L'organisme a rejeté cette réclamation par courrier du 5 avril 2018.
Par requête expédiée le 4 juin 2018, la société [5], représentée par son directeur général, a saisi le tribunal des affaires de sécurité sociale des Bouches-du-Rhône aux fins de restitution de la somme de 58.632 € au motif principal que les transferts intracommunautaires de biens n'entrent pas dans le calcul du chiffre d'affaires sur lequel est assis la C3S.
L'affaire a fait l'objet, par voie de mention au dossier, d'un dessaisissement au profit du pôle social du tribunal judiciaire de Marseille en vertu de la loi n°2016-1547 du 18 novembre 2016 de modernisation de la justice du XXIème siècle.

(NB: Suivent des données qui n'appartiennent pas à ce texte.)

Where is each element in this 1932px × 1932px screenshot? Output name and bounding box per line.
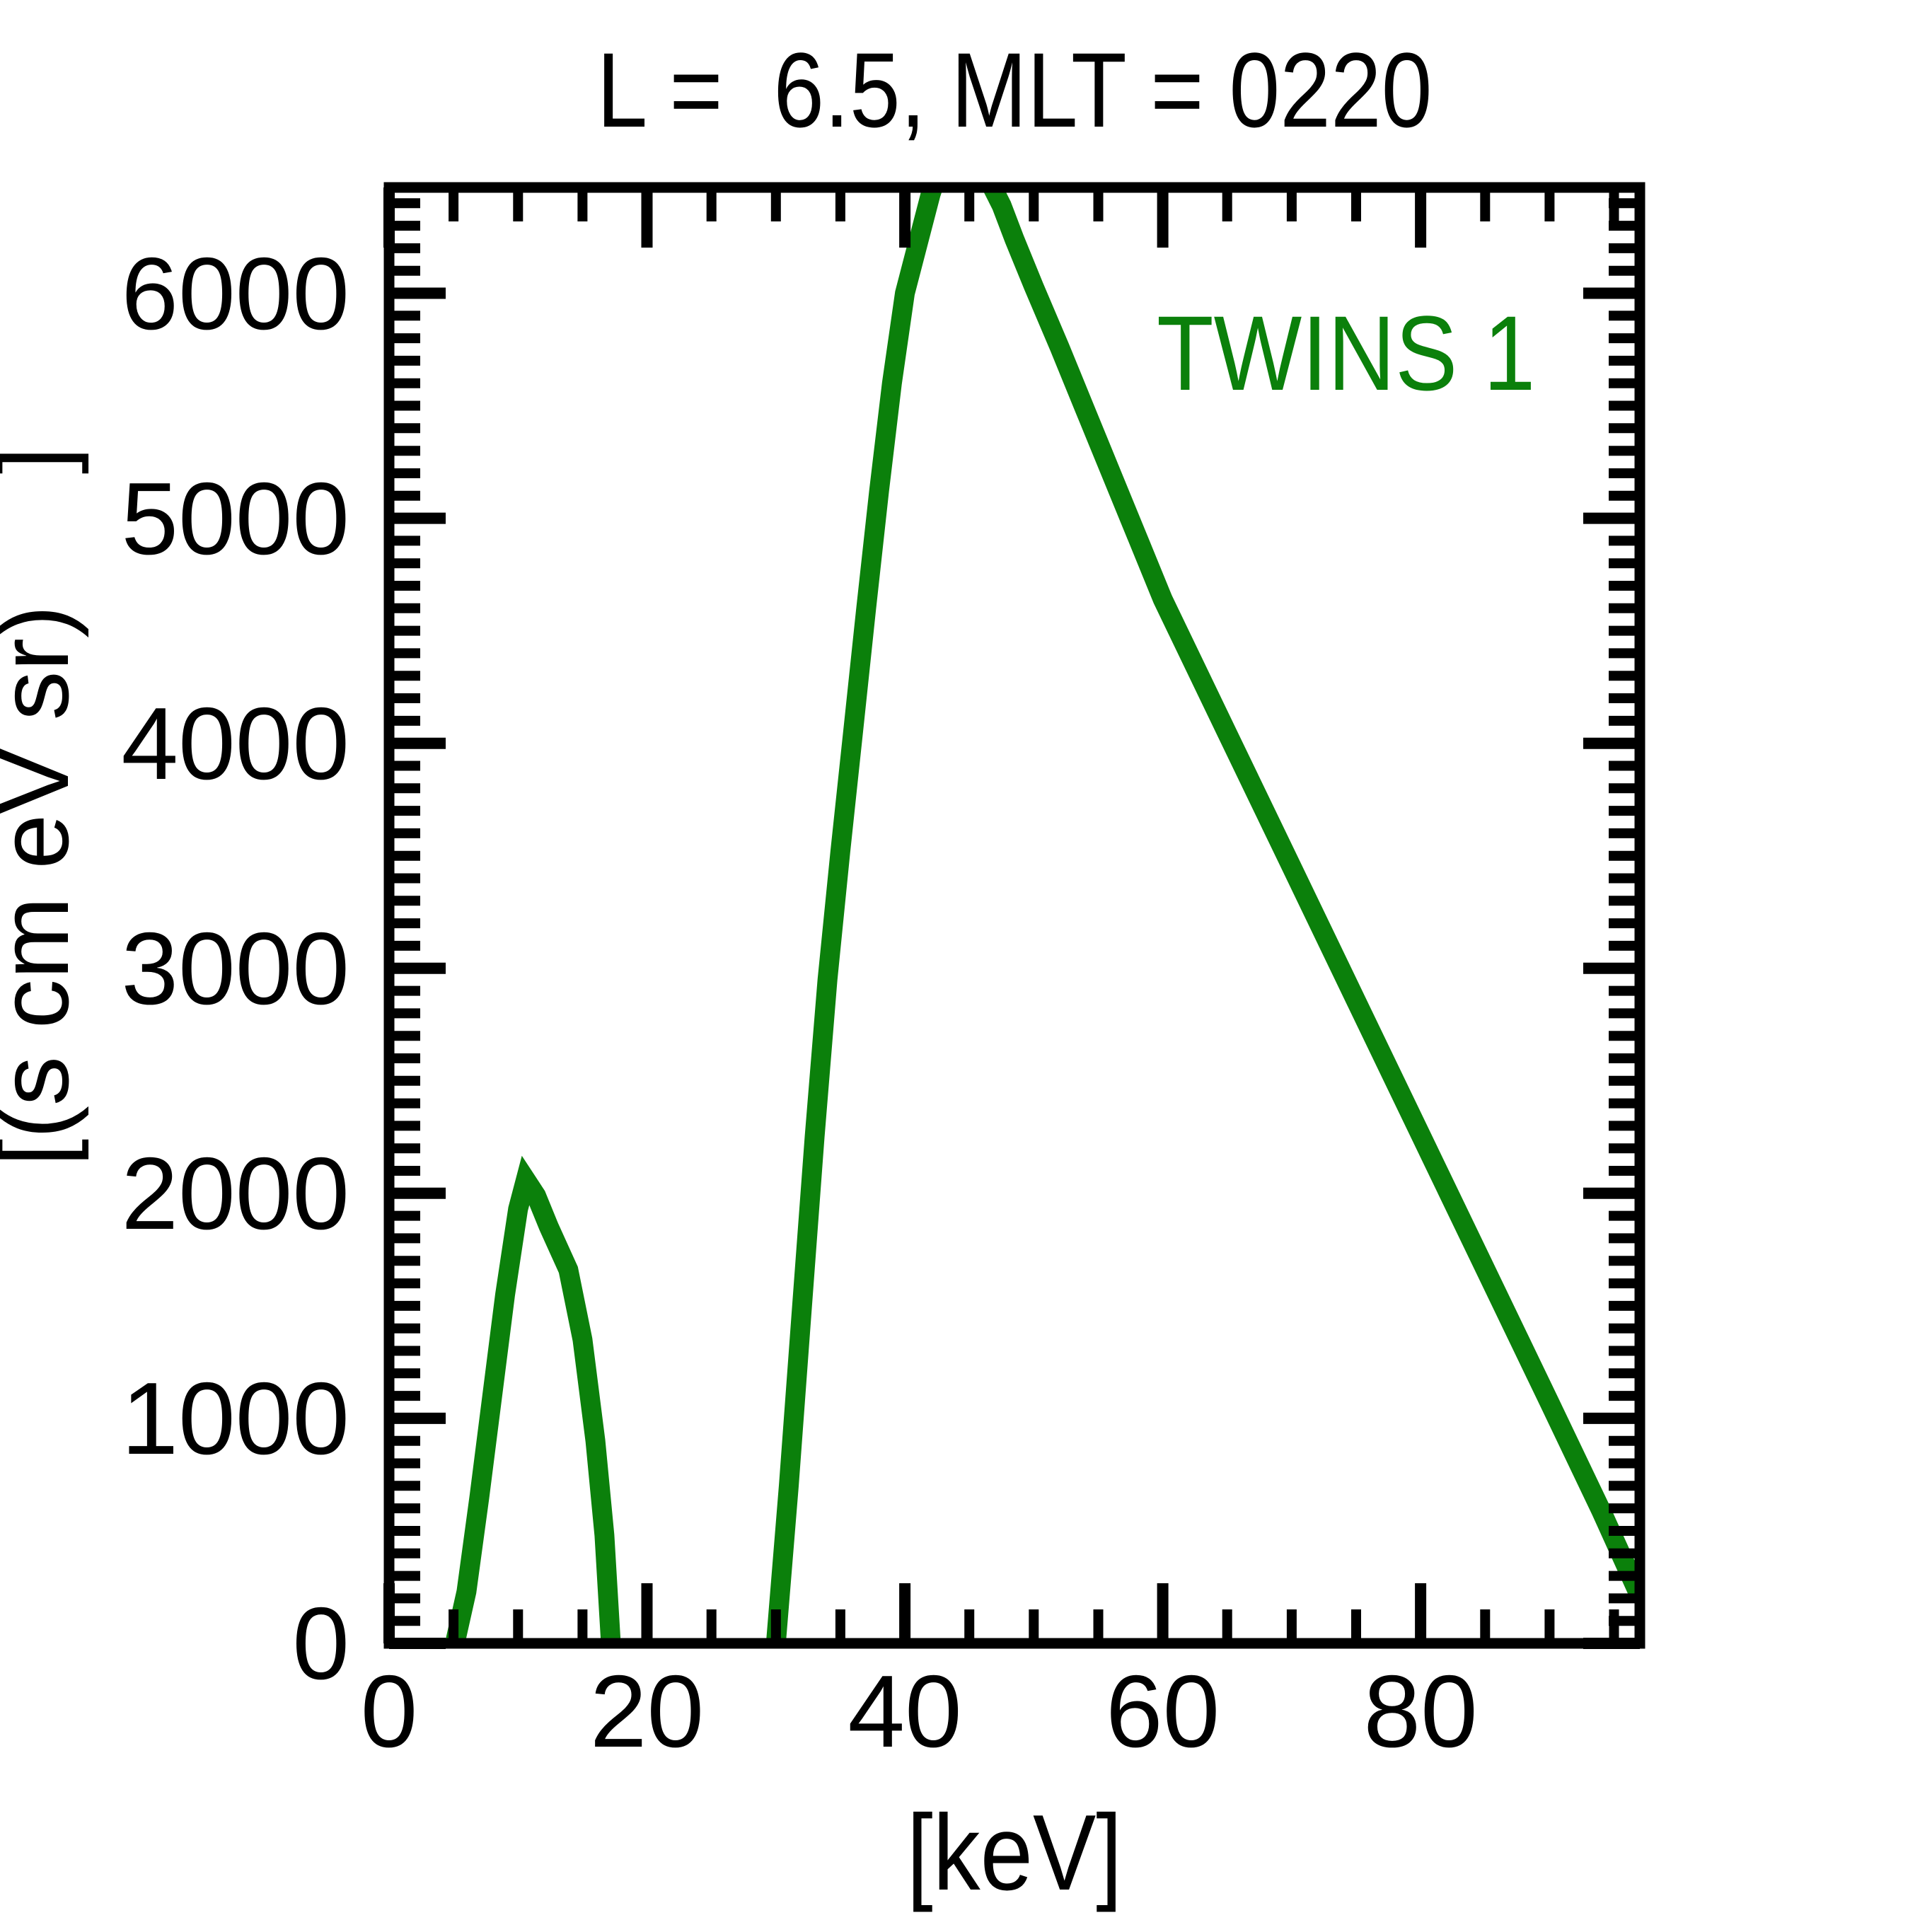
y-tick-label-0: 0 [292, 1586, 349, 1701]
axis-ticks [383, 187, 1640, 1649]
chart-title: L = 6.5, MLT = 0220 [596, 30, 1433, 149]
y-axis-label-units: [(s cm eV sr) [0, 605, 89, 1167]
y-tick-label-2000: 2000 [121, 1135, 349, 1251]
y-tick-label-6000: 6000 [121, 236, 349, 351]
legend-twins1-label: TWINS 1 [1157, 294, 1536, 412]
series-group-twins1 [445, 187, 1640, 1643]
y-tick-label-3000: 3000 [121, 910, 349, 1026]
y-tick-label-4000: 4000 [121, 686, 349, 801]
x-axis-label: [keV] [906, 1793, 1123, 1913]
series-line-twins-1-seg0 [445, 1155, 621, 1643]
x-tick-label-80: 80 [1363, 1654, 1478, 1769]
x-tick-label-40: 40 [848, 1654, 962, 1769]
x-tick-label-20: 20 [589, 1654, 705, 1769]
x-tick-label-60: 60 [1105, 1654, 1220, 1769]
series-line-twins-1-seg1 [765, 187, 1640, 1643]
x-tick-label-0: 0 [360, 1654, 418, 1769]
plot-frame [383, 182, 1645, 1649]
y-tick-label-5000: 5000 [121, 461, 349, 576]
y-tick-label-1000: 1000 [121, 1360, 349, 1476]
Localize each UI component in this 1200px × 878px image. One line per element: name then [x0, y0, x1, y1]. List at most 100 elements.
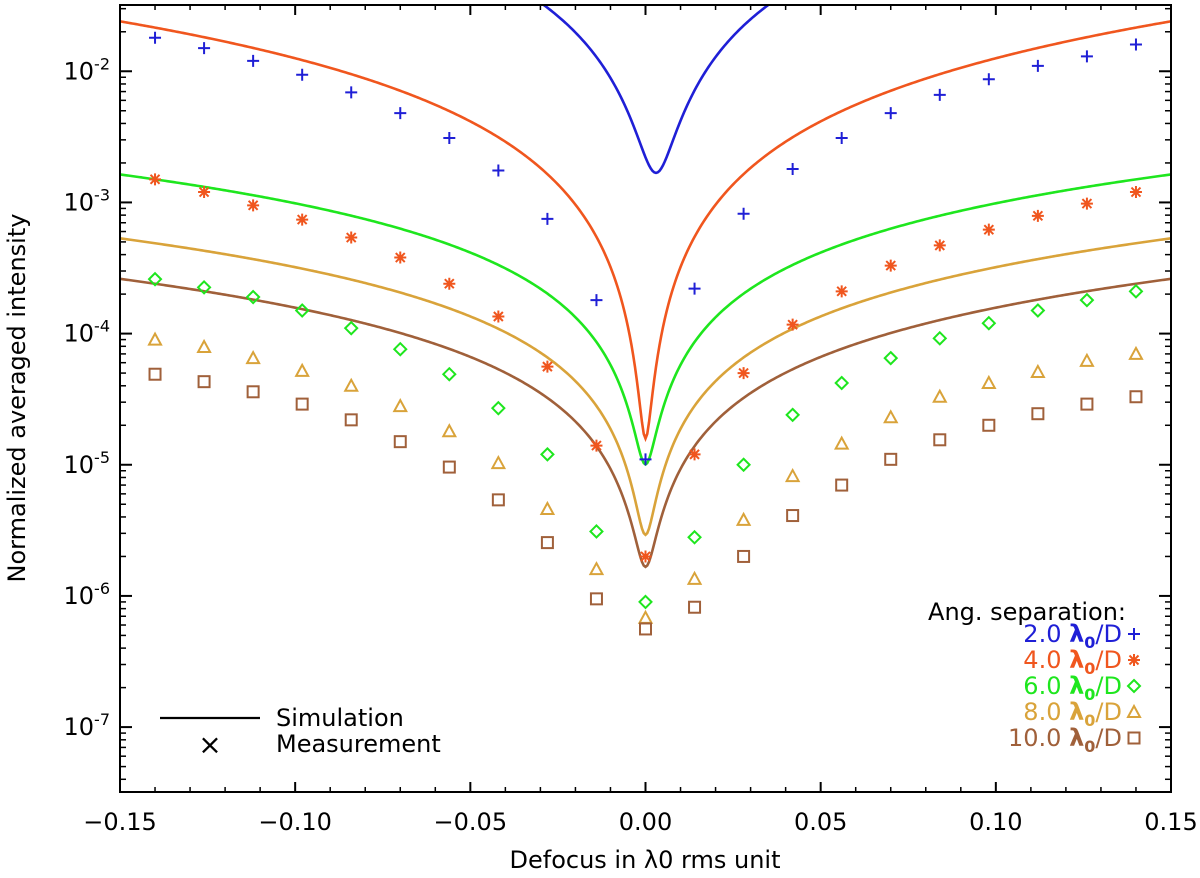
measurement-point [198, 42, 211, 55]
plot-frame [119, 4, 1172, 793]
marker-shape [1080, 197, 1093, 210]
measurement-point [933, 433, 947, 447]
measurement-point [688, 282, 701, 295]
measurement-point [932, 330, 948, 346]
marker-shape [541, 360, 554, 373]
x-tick-label: 0.15 [1144, 808, 1197, 836]
marker-shape [933, 239, 946, 252]
measurement-point [1129, 186, 1142, 199]
measurement-point [933, 88, 946, 101]
measurement-point [147, 331, 163, 346]
marker-shape [736, 457, 752, 473]
measurement-point [786, 162, 799, 175]
measurement-point [345, 231, 358, 244]
marker-shape [834, 435, 850, 450]
measurement-markers-group [147, 31, 1144, 636]
simulation-curve [541, 5, 771, 175]
simulation-legend-label: Simulation [276, 704, 404, 732]
measurement-point [541, 212, 554, 225]
marker-shape [835, 285, 848, 298]
marker-shape [441, 366, 457, 382]
measurement-point [786, 318, 799, 331]
measurement-point [441, 423, 457, 438]
marker-shape [345, 86, 358, 99]
marker-shape [1031, 59, 1044, 72]
measurement-point [737, 207, 750, 220]
measurement-point [491, 493, 505, 507]
marker-shape [148, 367, 162, 381]
measurement-point [637, 609, 654, 624]
measurement-point [981, 374, 997, 390]
measurement-point [884, 452, 898, 466]
simulation-curve [120, 277, 1171, 569]
measurement-point [294, 362, 310, 377]
marker-shape [1126, 678, 1142, 694]
y-tick-exponent: -4 [94, 317, 110, 336]
legend-separation-value: 10.0 [1008, 724, 1069, 752]
measurement-point [196, 279, 212, 295]
marker-shape [737, 549, 751, 563]
marker-shape [392, 398, 408, 413]
marker-shape [294, 362, 310, 377]
measurement-point [737, 367, 750, 380]
measurement-point [392, 341, 408, 357]
marker-shape [590, 439, 603, 452]
measurement-point [345, 86, 358, 99]
marker-shape [933, 88, 946, 101]
marker-shape [1128, 628, 1140, 640]
marker-shape [392, 341, 408, 357]
marker-shape [1129, 186, 1142, 199]
legend-lambda-subscript: 0 [1084, 711, 1095, 730]
measurement-point [1080, 50, 1093, 63]
legend-entry-label: 10.0 λ0/D [1008, 724, 1122, 756]
measurement-point [982, 223, 995, 236]
measurement-point [736, 457, 752, 473]
marker-shape [343, 320, 359, 336]
legend-entry-marker [1127, 731, 1141, 745]
measurement-legend-symbol: × [198, 728, 221, 761]
measurement-point [490, 454, 507, 470]
simulation-curves-group [120, 5, 1171, 569]
marker-shape [443, 277, 456, 290]
legend-entry-label: 8.0 λ0/D [1023, 698, 1122, 730]
marker-shape [344, 413, 358, 427]
separation-legend: Ang. separation: 2.0 λ0/D4.0 λ0/D6.0 λ0/… [928, 598, 1142, 756]
marker-shape [147, 271, 163, 287]
marker-shape [835, 478, 849, 492]
measurement-point [443, 131, 456, 144]
marker-shape [1128, 345, 1144, 360]
legend-lambda: λ [1069, 724, 1084, 752]
type-legend: Simulation × Measurement [160, 704, 441, 761]
marker-shape [834, 375, 850, 391]
marker-shape [588, 561, 605, 576]
measurement-point [540, 536, 554, 550]
legend-unit-rest: /D [1095, 672, 1122, 700]
measurement-point [982, 418, 996, 432]
measurement-point [933, 239, 946, 252]
measurement-series [147, 331, 1144, 624]
marker-shape [198, 42, 211, 55]
measurement-point [639, 550, 652, 563]
measurement-point [198, 186, 211, 199]
legend-lambda: λ [1069, 646, 1084, 674]
legend-title: Ang. separation: [928, 598, 1126, 626]
legend-separation-value: 6.0 [1023, 672, 1069, 700]
measurement-point [295, 397, 309, 411]
y-tick-label: 10-2 [64, 54, 111, 85]
x-label-text: Defocus in λ0 rms unit [510, 846, 781, 874]
marker-shape [394, 107, 407, 120]
axes-group: −0.15 −0.10 −0.05 0.00 0.05 0.10 0.1510-210-31… [64, 5, 1198, 836]
measurement-point [884, 259, 897, 272]
x-tick-label: 0.00 [619, 808, 672, 836]
measurement-point [148, 367, 162, 381]
measurement-point [834, 375, 850, 391]
marker-shape [149, 173, 162, 186]
marker-shape [442, 460, 456, 474]
measurement-point [688, 600, 702, 614]
marker-shape [786, 509, 800, 523]
marker-shape [492, 164, 505, 177]
measurement-series [149, 31, 1142, 466]
marker-shape [1126, 703, 1142, 718]
x-axis-label: Defocus in λ0 rms unit [510, 846, 781, 874]
y-tick-label: 10-7 [64, 710, 111, 741]
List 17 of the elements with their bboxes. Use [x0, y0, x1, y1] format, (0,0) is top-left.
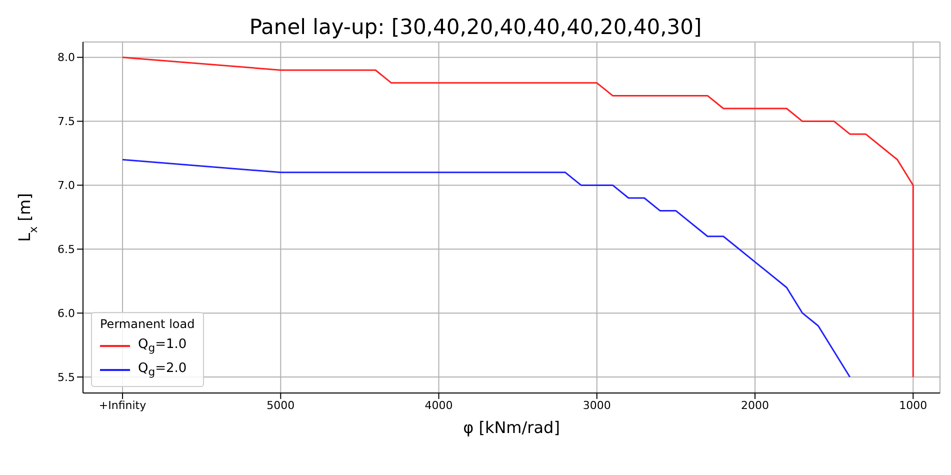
y-tick-label: 6.5 [58, 243, 75, 256]
y-tick-label: 8.0 [58, 51, 75, 64]
x-tick-label: +Infinity [98, 398, 147, 412]
x-tick-label: 1000 [899, 398, 928, 412]
y-tick-label: 7.0 [58, 179, 75, 192]
y-tick-label: 7.5 [58, 115, 75, 128]
legend-label: Q$_{g}$=2.0 [138, 361, 187, 379]
x-tick-label: 2000 [741, 398, 769, 412]
y-tick-label: 5.5 [58, 370, 75, 384]
legend-label: Q$_{g}$=1.0 [138, 337, 187, 355]
x-tick-label: 5000 [266, 398, 295, 412]
x-axis-title: φ [kNm/rad] [463, 418, 560, 437]
chart-title: Panel lay-up: [30,40,20,40,40,40,20,40,30] [249, 15, 702, 39]
x-tick-label: 3000 [582, 398, 611, 412]
legend-title: Permanent load [100, 317, 195, 331]
y-tick-label: 6.0 [58, 306, 75, 320]
x-tick-label: 4000 [424, 398, 453, 412]
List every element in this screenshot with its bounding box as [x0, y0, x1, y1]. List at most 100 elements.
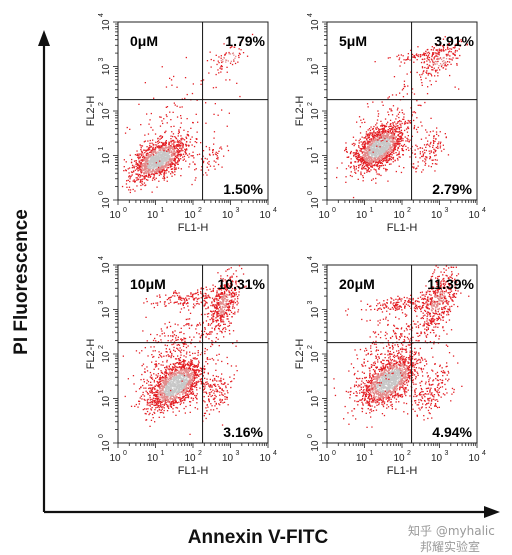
data-point [138, 160, 140, 162]
data-point [165, 153, 167, 155]
data-point [393, 149, 395, 151]
data-point [350, 166, 352, 168]
data-point [387, 130, 390, 133]
data-point [171, 146, 174, 148]
data-point [373, 158, 375, 160]
data-point [397, 159, 399, 161]
data-point [169, 386, 171, 389]
data-point [405, 59, 407, 61]
y-tick: 102 [98, 102, 112, 120]
data-point [152, 163, 154, 165]
data-point [171, 378, 174, 380]
data-point [386, 149, 388, 151]
data-point [173, 366, 175, 369]
data-point [440, 150, 443, 152]
data-point [398, 135, 400, 138]
data-point [146, 149, 148, 152]
data-point [148, 149, 150, 151]
data-point [173, 139, 175, 142]
data-point [380, 143, 382, 145]
data-point [345, 148, 347, 150]
data-point [167, 382, 169, 385]
data-point [143, 163, 145, 165]
data-point [197, 380, 199, 382]
data-point [145, 179, 148, 181]
data-point [182, 138, 184, 140]
data-point [424, 58, 426, 60]
data-point [147, 155, 149, 157]
data-point [150, 164, 153, 166]
data-point [375, 164, 377, 166]
data-point [383, 155, 385, 157]
data-point [171, 369, 173, 372]
data-point [196, 358, 198, 360]
data-point [386, 145, 388, 147]
data-point [387, 144, 389, 146]
data-point [387, 160, 390, 162]
data-point [144, 140, 146, 142]
data-point [134, 181, 136, 183]
scatter-points [336, 36, 468, 199]
data-point [365, 155, 367, 157]
data-point [369, 140, 371, 143]
data-point [380, 125, 383, 127]
data-point [385, 146, 387, 148]
data-point [164, 152, 166, 154]
data-point [182, 379, 184, 381]
data-point [157, 382, 159, 385]
data-point [381, 155, 383, 157]
data-point [215, 151, 217, 153]
data-point [144, 157, 147, 159]
data-point [205, 172, 207, 174]
data-point [444, 62, 446, 64]
data-point [375, 150, 377, 152]
data-point [185, 397, 187, 399]
data-point [194, 377, 197, 379]
data-point [179, 374, 181, 376]
data-point [426, 144, 428, 146]
data-point [169, 403, 171, 406]
data-point [167, 164, 169, 166]
data-point [420, 138, 423, 140]
data-point [160, 395, 162, 397]
data-point [178, 387, 181, 389]
data-point [401, 122, 403, 125]
data-point [153, 176, 155, 178]
data-point [187, 370, 189, 372]
data-point [197, 374, 199, 376]
data-point [386, 159, 388, 162]
data-point [363, 160, 365, 162]
data-point [377, 110, 379, 112]
data-point [171, 401, 173, 403]
data-point [125, 169, 127, 171]
data-point [407, 53, 409, 55]
data-point [400, 137, 402, 139]
data-point [197, 369, 199, 371]
data-point [403, 85, 406, 88]
data-point [148, 170, 151, 172]
data-point [159, 411, 162, 414]
data-point [146, 173, 148, 175]
data-point [143, 398, 145, 401]
data-point [163, 157, 165, 160]
data-point [200, 169, 202, 171]
data-point [169, 376, 171, 378]
data-point [179, 396, 181, 399]
data-point [368, 148, 370, 150]
data-point [385, 131, 387, 133]
data-point [361, 162, 363, 164]
data-point [394, 148, 397, 151]
data-point [366, 141, 368, 143]
data-point [382, 132, 384, 134]
data-point [432, 52, 434, 54]
data-point [410, 107, 412, 109]
data-point [438, 54, 440, 56]
data-point [439, 147, 441, 149]
data-point [430, 141, 432, 144]
data-point [364, 151, 367, 154]
x-tick-label: 10 [109, 210, 121, 221]
data-point [173, 388, 175, 390]
data-point [387, 131, 389, 133]
data-point [177, 150, 179, 152]
data-point [158, 397, 160, 399]
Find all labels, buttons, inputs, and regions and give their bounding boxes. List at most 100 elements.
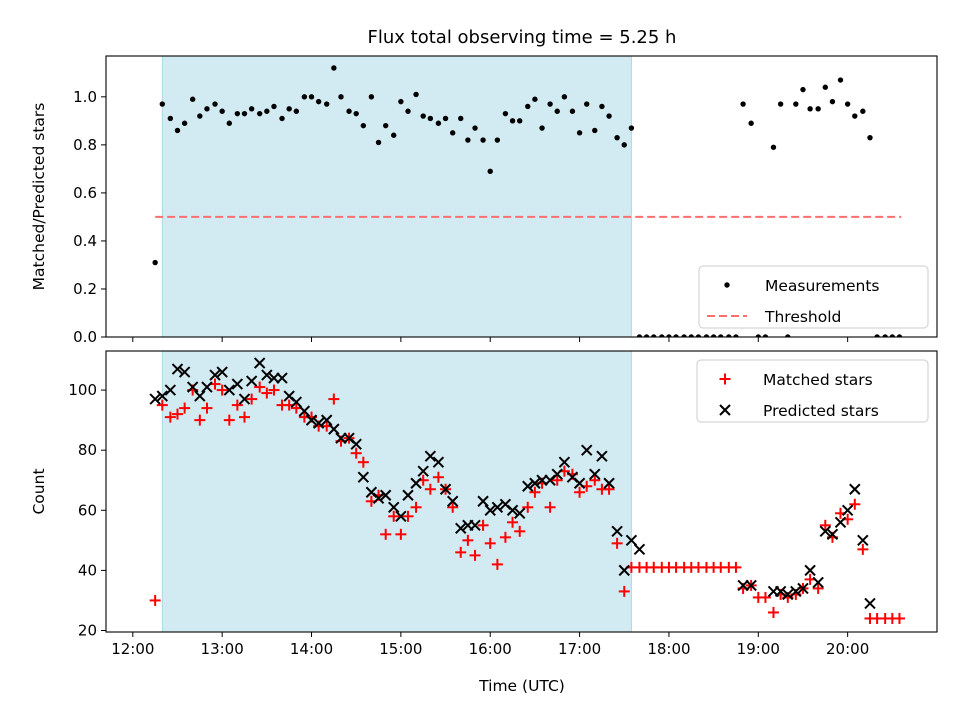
x-tick-label: 15:00 bbox=[379, 640, 422, 658]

Après mise en état, l'affaire a été retenue à l'audience au fond du 18 juin 2024.
La société [5], représentée par son conseil soutenant oralement ses conclusions, demande au tribunal de : - rejeter la demande de sursis à statuer formulée par l'URSSAF PACA ; - constater que les articles 28 et 30 du Traité sur le fonctionnement de l'Union européenne s'opposent à ce que la valeur des biens transférés de France à destination d'un autre État membre de l'Union européenne soit prise en compte, comme le prévoit la réglementation nationale visée dans le litige au principal, pour déterminer le chiffre d'affaires global qui constitue l'assiette de ces contributions ; - constater que les transferts intracommunautaires de biens n'entrent pas dans le calcul du chiffre d'affaires sur lequel est assis la C3S ; - prononcer en conséquence la décharge de la C3S ainsi que la contribution additionnelle payées en 2015, 2016 et 2017 pour la partie relative aux transferts intracommunautaires de stocks réalisés par la société pour un montant total de 58.632 euros.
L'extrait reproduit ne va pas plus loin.